Wenn du Änderungen statt Versionen verwaltest, dann funktioniert das Verschmelzen besser, und deshalb kannst du bedenkenlos verzweigen, sowie das deine Aufgaben von dir verlangen, weil das Verschmelzen hinterher ein Kinderspiel ist.

Ich kann gar nicht sagen, wie viele Subversion-Nutzer mir die folgende Geschichte erzählt haben: "Wir versuchten für unseren Kode einen neuen Zweig anzulegen, und das ging problemlos. Nur als es dann Zeit wurde, beide Zweige wieder zu vereinen, erlebten wir einen ausgewachsenen Albtraum, denn wir mussten praktisch jede einzelne Änderung per Hand überführen. Und wir schworen uns "Nie wieder!" und entwickelten eine neue Methode der Softwareentwicklung, in der wir mit if-Anweisungen arbeiten anstatt zu verzweigen."

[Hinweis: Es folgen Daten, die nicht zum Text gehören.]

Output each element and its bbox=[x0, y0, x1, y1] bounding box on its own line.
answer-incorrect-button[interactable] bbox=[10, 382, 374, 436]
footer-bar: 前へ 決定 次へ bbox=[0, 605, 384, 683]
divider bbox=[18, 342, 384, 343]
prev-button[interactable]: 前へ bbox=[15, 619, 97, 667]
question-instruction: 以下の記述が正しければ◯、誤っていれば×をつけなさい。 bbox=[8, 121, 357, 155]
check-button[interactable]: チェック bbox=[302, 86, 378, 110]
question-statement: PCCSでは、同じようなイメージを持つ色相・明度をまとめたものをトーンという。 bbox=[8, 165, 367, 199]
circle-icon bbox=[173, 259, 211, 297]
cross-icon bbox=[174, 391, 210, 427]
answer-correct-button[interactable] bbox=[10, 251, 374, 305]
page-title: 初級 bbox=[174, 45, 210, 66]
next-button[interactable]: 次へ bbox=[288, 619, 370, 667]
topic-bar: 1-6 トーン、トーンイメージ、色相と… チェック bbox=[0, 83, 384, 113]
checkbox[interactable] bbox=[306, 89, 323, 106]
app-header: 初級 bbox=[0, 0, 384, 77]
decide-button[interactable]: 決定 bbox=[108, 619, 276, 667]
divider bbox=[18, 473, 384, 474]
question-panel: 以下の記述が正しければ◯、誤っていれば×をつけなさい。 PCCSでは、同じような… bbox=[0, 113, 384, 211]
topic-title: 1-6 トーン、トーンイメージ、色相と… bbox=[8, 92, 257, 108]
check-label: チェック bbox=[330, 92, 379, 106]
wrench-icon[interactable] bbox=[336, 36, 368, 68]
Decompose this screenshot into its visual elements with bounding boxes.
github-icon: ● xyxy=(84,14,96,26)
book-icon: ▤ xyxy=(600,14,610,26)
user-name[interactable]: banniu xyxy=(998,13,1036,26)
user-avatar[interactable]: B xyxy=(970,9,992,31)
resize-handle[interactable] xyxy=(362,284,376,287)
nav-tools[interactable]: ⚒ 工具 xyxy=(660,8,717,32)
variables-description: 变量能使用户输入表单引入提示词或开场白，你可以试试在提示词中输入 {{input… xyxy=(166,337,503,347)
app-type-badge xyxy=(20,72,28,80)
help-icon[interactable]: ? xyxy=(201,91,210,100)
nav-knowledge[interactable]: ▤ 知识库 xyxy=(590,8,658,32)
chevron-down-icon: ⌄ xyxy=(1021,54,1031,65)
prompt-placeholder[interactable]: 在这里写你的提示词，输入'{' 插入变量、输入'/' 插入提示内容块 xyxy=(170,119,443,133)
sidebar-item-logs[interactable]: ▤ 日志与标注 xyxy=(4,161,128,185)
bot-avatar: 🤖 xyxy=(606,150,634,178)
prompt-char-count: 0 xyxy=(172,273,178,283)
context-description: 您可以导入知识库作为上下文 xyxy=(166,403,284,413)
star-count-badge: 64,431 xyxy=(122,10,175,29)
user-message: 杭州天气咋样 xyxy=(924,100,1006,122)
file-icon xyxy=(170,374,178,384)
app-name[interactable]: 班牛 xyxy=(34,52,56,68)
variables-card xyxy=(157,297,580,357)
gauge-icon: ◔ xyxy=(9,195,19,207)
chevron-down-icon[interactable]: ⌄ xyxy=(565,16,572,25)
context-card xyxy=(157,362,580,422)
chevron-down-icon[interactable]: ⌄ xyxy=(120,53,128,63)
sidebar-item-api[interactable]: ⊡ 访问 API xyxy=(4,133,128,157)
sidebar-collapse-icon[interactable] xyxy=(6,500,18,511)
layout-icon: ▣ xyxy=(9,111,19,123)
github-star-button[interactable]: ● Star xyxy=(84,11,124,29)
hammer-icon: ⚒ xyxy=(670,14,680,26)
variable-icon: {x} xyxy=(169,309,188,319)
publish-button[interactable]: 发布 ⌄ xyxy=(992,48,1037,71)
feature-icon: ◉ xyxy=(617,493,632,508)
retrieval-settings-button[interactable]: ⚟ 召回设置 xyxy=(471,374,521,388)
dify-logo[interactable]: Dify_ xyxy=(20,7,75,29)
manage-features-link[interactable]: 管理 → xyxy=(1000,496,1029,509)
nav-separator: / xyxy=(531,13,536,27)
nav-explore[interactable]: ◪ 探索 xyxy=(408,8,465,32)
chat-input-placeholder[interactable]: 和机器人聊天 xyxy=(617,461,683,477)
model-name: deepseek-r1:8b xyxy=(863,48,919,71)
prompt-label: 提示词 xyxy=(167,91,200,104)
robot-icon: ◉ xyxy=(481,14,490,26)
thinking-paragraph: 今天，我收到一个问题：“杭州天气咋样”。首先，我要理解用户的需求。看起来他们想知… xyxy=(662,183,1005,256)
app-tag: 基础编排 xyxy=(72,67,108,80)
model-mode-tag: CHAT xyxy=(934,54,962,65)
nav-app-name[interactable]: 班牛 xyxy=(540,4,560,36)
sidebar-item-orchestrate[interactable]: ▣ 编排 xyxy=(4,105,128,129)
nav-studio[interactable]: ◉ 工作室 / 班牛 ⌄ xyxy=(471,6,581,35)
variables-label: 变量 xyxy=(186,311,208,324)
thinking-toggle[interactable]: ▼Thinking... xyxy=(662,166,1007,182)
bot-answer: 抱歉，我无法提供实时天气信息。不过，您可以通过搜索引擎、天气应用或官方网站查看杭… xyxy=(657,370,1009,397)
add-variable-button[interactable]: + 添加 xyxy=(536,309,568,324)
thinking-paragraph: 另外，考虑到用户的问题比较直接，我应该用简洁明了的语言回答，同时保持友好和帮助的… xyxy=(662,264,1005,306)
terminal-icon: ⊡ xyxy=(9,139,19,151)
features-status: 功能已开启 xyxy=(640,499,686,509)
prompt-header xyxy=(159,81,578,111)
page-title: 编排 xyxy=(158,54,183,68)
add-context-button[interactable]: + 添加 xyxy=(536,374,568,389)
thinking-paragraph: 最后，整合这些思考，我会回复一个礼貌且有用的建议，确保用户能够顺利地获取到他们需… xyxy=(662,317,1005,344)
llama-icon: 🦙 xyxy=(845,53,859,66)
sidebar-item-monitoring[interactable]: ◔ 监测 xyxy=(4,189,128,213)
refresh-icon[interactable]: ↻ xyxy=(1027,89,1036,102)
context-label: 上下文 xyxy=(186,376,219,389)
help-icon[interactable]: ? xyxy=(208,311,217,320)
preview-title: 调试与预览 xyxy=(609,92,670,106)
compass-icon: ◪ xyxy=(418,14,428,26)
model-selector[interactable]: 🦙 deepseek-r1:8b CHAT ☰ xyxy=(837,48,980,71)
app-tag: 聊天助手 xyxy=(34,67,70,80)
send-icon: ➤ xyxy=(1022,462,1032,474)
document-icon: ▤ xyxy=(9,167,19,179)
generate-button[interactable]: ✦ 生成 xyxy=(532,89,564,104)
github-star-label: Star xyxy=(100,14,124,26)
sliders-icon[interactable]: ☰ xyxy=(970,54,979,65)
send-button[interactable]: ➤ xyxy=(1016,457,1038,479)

Manchmal sind sie sogar ein wenig stolz auf ihre neue Nur-ein-Zweig-Erfindung. Als ob es ein Verdienst wäre, den Mangel der Versionskontrolle provisorisch zu umgehen; sie tut einfach nicht, was sie tun soll.

Mit Verteilten Versionskontrollsystemen ist Verschmelzen einfach und funktioniert. Man kann Zweige unterhalten für die stabile Version, für die Weiterentwicklung, oder auch langlebige Zweige für die QS-Gruppe, in der diese Sachen ausprobiert vor dem Entwickeln, oder auch kurzlebige Zweige, in denen du neue Ideen ausprobieren kannst.

Das ist zu wichtig, um es zu ignorieren. Es ist der vielleicht größte Fortschritt bei Entwicklungstechniken, den ich erlebt habe in den letzten zehn Jahren, in denen ich hier Artikel schrieb.

Um es anders auszudrücken: Eher würde ich zu C++ zurückgehen, als auf Mercurial zu verzichten.

Wenn ihr noch Subversion benutzt, hört auf damit. Lasst es einfach sein. Subversion, das heißt Schröpfköpfe und Blutegel. Mercurial und Git aber sind Antibiotika. Wir haben jetzt bessere Methoden.

Weil so viele in Mercurial eintauchen ohne das neue Programm-Modell ganz verstanden zu haben, weil es passieren kann, dass sie es für fehlerhaft und bösartig halten, deshalb habe ich eine Einführung zu Mercurial verfasst: HgInit.

Wenn mich heute jemand zu dem erwähnten Podcast befragt, in dem ich Verteilte Versionskontrolle so runtergemacht habe, dann erzähle ich, das sei nur ein sorgfältig geplanter "Wiedergutmachungs"-Schwindel gewesen, für meinen langjährigen Freund und Rivalen Eric Sink, der ein Nicht-verteiltes Versionskontrollsystem herstellt. Kurz zuvor nämlich hatte er mit dem Verkauf von Fehlerverfolgung-Software begonnen, und um ihn zu bestrafen, schickten wir ihm einen ziemlich teuren Fog-Creek-Rucksack zusammen mit einem gefälschten Formbrief, der es so aussehen ließ, als ob dieser teure Rucksack das Standard-Weihnachtsgeschenk wäre, das Fog Creek jedem Fog-Creek-Kunden schickt.

Mir scheint, meine Zeit an dieser Stelle ist abgelaufen. Es war mir eine große Ehre, Euch als Leser meiner Essays über zehn Jahre hinweg gehabt zu haben. Ich hätte mir keine bessere Leserschaft wünschen können. Ob Du jetzt einer von den mehreren Hundert warst, die freiwillig ihre Zeit geopfert haben, um Artikel in über 40 Sprachen zu übersetzen, oder einer der 22.894, die sich die Zeit nahmen mir eine Mail zu schicken, oder einer der 2.262.348, die jährlich diese Website besucht und einige meiner 1067 Artikel gelesen haben, ich danke Dir aufrichtig für Deine Aufmerksamkeit.

Keine Ursache. Basst scho. Da nich für. Never mind. De nada. - Thank you! A.d.Ü.